Triumeq is a fixed-dose combination tablet containing dolutegravir, an integrase strand transfer inhibitor (INSTI) and abacavir and lamivudine, nucleoside reverse transcriptase inhibitors (NRTIs).
Triumeq is specifically indicated for the treatment of HIV-1.
Triumeq is supplied as a tablet for oral administration. Before initiating Triumeq, screen for the HLA-B*5701 allele. Patients who carry the HLA-B*5701 allele are at high risk for experiencing a hypersensitivity reaction to abacavir. The recommended dose for adults is one tablet daily. May be taken with or without food. Dosing with certain concomitant medications: If efavirenz, fosamprenavir/ritonavir, tipranavir/ritonavir, or rifampin are coadministered, then the recommended dolutegravir dosage regimen is 50 mg twice daily. An additional 50-mg dose of dolutegravir, separated by 12 hours from Triumeq, should be taken.

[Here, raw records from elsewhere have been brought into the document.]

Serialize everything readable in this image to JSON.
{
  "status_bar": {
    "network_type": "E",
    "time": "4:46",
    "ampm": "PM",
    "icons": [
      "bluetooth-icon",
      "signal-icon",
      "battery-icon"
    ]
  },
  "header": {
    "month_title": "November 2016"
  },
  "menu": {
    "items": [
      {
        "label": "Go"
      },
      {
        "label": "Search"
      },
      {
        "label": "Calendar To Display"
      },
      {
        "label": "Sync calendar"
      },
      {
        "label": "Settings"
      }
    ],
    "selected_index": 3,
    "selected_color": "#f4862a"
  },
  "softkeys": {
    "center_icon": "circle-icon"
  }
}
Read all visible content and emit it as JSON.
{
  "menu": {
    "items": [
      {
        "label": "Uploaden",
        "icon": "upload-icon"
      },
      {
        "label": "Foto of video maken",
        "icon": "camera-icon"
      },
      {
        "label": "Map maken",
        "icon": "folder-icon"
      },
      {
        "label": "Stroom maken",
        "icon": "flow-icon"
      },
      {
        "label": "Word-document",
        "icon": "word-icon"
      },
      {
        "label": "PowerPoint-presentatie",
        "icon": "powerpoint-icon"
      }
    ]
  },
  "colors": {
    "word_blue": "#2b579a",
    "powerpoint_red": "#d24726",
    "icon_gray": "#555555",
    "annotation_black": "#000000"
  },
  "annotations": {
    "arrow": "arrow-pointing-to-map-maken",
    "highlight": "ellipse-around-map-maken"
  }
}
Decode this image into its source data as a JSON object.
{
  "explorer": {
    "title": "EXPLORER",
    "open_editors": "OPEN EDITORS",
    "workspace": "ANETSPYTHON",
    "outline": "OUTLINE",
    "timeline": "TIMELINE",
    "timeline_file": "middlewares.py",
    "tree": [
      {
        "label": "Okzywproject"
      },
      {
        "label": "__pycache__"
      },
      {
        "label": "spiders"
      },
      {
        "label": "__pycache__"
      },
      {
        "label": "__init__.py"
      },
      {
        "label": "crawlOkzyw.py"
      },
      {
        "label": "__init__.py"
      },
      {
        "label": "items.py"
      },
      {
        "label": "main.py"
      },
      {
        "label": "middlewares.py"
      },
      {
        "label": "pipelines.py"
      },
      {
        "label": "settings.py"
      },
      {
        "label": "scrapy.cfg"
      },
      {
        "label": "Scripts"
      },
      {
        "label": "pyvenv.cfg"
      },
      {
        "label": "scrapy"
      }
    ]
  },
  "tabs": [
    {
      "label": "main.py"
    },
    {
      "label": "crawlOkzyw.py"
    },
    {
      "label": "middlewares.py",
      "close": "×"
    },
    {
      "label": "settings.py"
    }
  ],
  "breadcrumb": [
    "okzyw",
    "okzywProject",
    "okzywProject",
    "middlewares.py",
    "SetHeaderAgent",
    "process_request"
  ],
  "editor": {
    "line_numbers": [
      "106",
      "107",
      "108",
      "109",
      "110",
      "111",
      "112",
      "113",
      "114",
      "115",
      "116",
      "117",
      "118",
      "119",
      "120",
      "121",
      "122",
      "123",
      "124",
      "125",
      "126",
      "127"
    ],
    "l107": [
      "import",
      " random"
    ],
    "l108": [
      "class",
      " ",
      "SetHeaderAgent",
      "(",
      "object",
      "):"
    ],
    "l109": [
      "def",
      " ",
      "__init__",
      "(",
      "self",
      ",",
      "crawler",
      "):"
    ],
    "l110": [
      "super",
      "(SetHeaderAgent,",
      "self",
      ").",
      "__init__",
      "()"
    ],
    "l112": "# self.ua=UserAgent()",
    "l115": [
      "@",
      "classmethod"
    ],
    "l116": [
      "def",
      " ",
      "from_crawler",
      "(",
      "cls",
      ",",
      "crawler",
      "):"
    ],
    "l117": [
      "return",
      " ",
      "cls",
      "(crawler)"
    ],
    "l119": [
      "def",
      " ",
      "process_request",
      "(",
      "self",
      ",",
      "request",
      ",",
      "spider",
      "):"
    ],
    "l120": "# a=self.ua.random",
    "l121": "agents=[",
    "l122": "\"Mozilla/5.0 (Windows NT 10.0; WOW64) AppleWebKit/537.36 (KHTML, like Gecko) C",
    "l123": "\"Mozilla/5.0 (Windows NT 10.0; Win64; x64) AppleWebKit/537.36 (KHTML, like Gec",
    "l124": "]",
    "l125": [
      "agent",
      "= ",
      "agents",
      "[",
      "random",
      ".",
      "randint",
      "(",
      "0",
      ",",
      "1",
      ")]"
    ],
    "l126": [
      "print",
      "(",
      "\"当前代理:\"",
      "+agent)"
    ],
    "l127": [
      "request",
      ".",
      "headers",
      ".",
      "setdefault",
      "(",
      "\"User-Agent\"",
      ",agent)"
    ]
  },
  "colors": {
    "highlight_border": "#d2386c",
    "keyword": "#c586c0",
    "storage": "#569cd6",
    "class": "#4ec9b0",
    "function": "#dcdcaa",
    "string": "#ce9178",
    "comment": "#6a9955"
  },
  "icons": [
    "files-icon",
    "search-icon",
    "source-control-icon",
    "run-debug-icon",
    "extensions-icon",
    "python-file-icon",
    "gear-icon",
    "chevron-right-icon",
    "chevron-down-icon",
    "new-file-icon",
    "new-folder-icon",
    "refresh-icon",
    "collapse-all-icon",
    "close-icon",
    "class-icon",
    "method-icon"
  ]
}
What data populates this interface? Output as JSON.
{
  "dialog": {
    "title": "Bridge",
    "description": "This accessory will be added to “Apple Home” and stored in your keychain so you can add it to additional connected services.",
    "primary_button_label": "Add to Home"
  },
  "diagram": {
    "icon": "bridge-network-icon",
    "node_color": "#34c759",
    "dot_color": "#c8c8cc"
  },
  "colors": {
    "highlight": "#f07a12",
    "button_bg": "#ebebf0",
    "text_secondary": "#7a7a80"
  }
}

The FDA approval of Triumeq was based on SINGLE, a non-inferiority trial conducted in 833 treament naïve adults. The trial compared dolutegravir and abacavir/lamivudine arm (the separate components of Triumeq) to Atripla+ (efavirenz, emtricitabine and tenofovir), the most commonly used single-pill regimen. More subjects were undetectable (HIV-1 RNA <50 copies/mL) in the dolutegravir and abacavir/lamivudine arm versus the Atripla arm. At 96 weeks, 80% of subjects were virologically suppressed compared to 72% of subjects on Atripla. This difference was statistically significant.

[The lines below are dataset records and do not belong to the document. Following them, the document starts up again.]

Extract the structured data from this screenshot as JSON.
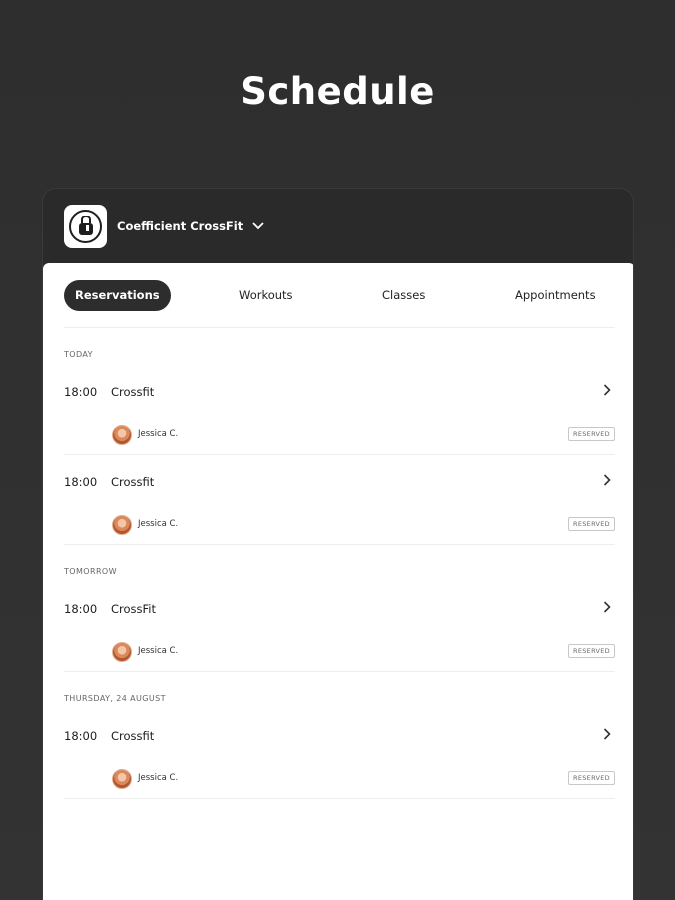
{
  "page_title": "Schedule",
  "header": {
    "gym_name": "Coefficient CrossFit"
  },
  "tabs": [
    {
      "label": "Reservations",
      "active": true
    },
    {
      "label": "Workouts",
      "active": false
    },
    {
      "label": "Classes",
      "active": false
    },
    {
      "label": "Appointments",
      "active": false
    }
  ],
  "sections": [
    {
      "label": "TODAY",
      "entries": [
        {
          "time": "18:00",
          "name": "Crossfit",
          "person": "Jessica C.",
          "status": "RESERVED"
        },
        {
          "time": "18:00",
          "name": "Crossfit",
          "person": "Jessica C.",
          "status": "RESERVED"
        }
      ]
    },
    {
      "label": "TOMORROW",
      "entries": [
        {
          "time": "18:00",
          "name": "CrossFit",
          "person": "Jessica C.",
          "status": "RESERVED"
        }
      ]
    },
    {
      "label": "THURSDAY, 24 AUGUST",
      "entries": [
        {
          "time": "18:00",
          "name": "Crossfit",
          "person": "Jessica C.",
          "status": "RESERVED"
        }
      ]
    }
  ]
}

Adverse effects associated with the use of Triumeq may include, but are not limited to, the following:
Mechanism of Action
Triumeq is a fixed-dose combination tablet containing dolutegravir, an integrase strand transfer inhibitor (INSTI) and abacavir and lamivudine, nucleoside reverse transcriptase inhibitors (NRTIs). Dolutegravir inhibits HIV integrase by binding to the integrase active site and blocking the strand transfer step of retroviral DNA integration which is essential for the HIV replication cycle. Abacavir is a carbocyclic synthetic nucleoside analogue. Abacavir is converted by cellular enzymes to the active metabolite, carbovir triphosphate (CBV-TP), an analogue of deoxyguanosine-5′-triphosphate (dGTP). CBV-TP inhibits the activity of HIV-1 reverse transcriptase (RT) both by competing with the natural substrate dGTP and by its incorporation into viral DNA. Lamivudine is a synthetic nucleoside analogue. Intracellularly lamivudine is phosphorylated to its active 5′-triphosphate metabolite, lamivudine triphosphate (3TC-TP). The principal mode of action of 3TC-TP is inhibition of RT via DNA chain termination after incorporation of the nucleotide analogue.